Today was a long day. And after teaching, I had to rush to get Maddie and then pick up Luke because I had a therapist appointment at 4.
I’ve been kind of dreading this appointment all week, because, well, I’ve got nothing to report. I’ve not fulfilled my homework assignment and I actually haven’t even given it much thought. Partly this is because I’ve been super busy but it’s also because I believe I’m in denial (though I realize I left off a very important man from my men I’d like to date list. Ummm…hello Mr. Ira Glass. How could I have forgotten you? Just your voice makes me swoon when I turn on NPR. Mr. Glass, my dear, you MAKE me love NPR. You are hot, smart, and a million more things I’d like in my life. See…I’ve made some progress [denial]).
So when I ran into my therapist’s office, out of breath, he greeted me with a confused look and said, “We’re not scheduled to meet until next week.”
It’s amazing how often I mix up dates, but still, I was pretty relieved. After apologizing, I started walking out, when he stopped me and said, “But wait, how’s the homework assignment?”

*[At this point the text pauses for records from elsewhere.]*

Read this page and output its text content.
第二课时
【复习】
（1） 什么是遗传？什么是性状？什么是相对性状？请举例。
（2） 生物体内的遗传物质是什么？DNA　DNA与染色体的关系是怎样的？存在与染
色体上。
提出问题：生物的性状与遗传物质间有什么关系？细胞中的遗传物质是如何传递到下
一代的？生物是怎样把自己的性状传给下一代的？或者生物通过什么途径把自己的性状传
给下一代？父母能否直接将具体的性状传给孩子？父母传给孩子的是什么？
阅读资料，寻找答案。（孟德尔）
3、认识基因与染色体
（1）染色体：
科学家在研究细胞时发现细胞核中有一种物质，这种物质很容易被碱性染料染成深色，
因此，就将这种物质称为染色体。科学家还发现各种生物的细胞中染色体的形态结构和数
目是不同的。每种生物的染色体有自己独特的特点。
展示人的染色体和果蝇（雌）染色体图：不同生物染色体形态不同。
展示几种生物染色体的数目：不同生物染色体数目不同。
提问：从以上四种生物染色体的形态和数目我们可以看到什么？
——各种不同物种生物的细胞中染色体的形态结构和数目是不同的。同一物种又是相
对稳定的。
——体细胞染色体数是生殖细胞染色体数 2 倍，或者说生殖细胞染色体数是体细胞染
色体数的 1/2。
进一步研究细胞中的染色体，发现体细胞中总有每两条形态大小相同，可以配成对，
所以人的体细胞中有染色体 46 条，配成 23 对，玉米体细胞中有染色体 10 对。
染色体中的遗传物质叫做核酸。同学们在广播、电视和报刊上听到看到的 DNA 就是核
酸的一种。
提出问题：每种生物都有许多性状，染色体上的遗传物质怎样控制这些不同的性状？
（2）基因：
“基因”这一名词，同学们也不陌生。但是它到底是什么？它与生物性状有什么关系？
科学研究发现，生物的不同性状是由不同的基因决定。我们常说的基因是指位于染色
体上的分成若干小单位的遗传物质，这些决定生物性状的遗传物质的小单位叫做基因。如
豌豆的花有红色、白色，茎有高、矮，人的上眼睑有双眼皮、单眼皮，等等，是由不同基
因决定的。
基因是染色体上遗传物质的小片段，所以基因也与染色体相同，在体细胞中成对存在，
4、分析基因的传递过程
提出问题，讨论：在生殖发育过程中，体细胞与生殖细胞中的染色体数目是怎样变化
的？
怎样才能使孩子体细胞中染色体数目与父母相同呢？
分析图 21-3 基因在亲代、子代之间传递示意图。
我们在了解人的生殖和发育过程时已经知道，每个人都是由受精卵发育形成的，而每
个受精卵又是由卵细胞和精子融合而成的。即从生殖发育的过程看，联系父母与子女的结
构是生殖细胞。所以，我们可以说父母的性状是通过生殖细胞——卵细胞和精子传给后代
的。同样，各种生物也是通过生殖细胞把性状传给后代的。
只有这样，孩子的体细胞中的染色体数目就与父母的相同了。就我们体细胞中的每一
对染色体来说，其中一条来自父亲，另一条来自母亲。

Dammit. I wanted to melt into the floor. Fortunately, however, his properly scheduled patient came in right at that moment and I was able to scoot along.
Saved at the right moment. I’m super thankful for the reprieve and another week to come up with some serious excuses (Like: I’ve been sick. I’ve taken on an extra 6 classes and have no time. My boss is trying to kill me. I’ve moved into a nursing home to fulfill my life long commitment to the elderly and infirm. I think, however, these excuses/blatant lies will cause him to diagnose me as a paranoid psychotic. And that will definitely not help with my homework.)